Tatiane Bertuzzi, David Santos de Freitas, Luiz Liberato Costa Corrêa, Alice Pozza Rodrigues, Mateus de Oliveira, Arthur Cardoso de Ávila, Gabriela Reis Ávila, Alexandro Marques Tozetti

Resumo


Aposematism in an anti-predation mechanism that occurs when animals exhibit conspicuous signals, which are often of a contrasting color patterns, to alert potential predators of their unpalatability or toxicity. This study aims to test (in a short period) the effectiveness of aposematic coloration by comparing the predatory attack upon snakes models with and without an alert coloration on the body. To simulate snakes, we made 80 greenish plasticine snake models. Half of the models had a red strip on the dorsal part of the body, imitating an aposematic coloration. The other half of the models had only a greenish tint. The models were exposed to predators for 12 hours in an area with countryside vegetation.. Among the 20 models showing signs of predation, 65% were purely greenish models and 35% were models with red coloration on the back.
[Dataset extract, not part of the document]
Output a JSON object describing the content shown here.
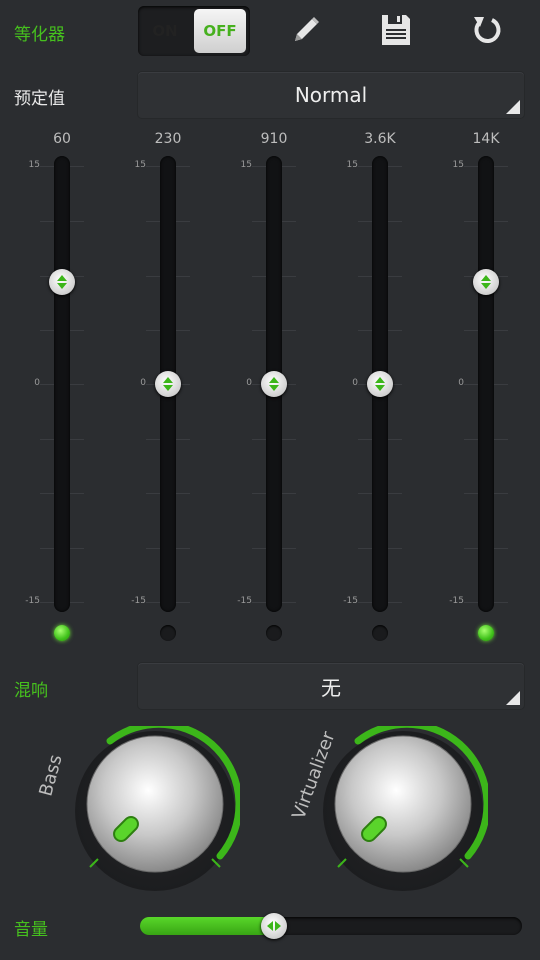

Attaks at extremities (head and tail) were meaningly more frequent on models with red coloration. Our results suggest the efficiency of red coloration as a warning sign and anti-predation mechanism, since the models with red coloration, imitating aposematic preys, were less preyed and were attacked preferentially at the extremities, which suggests caution by the predator.


Palavras-chave


Aposematism; Artificial Models; Defense Strategies.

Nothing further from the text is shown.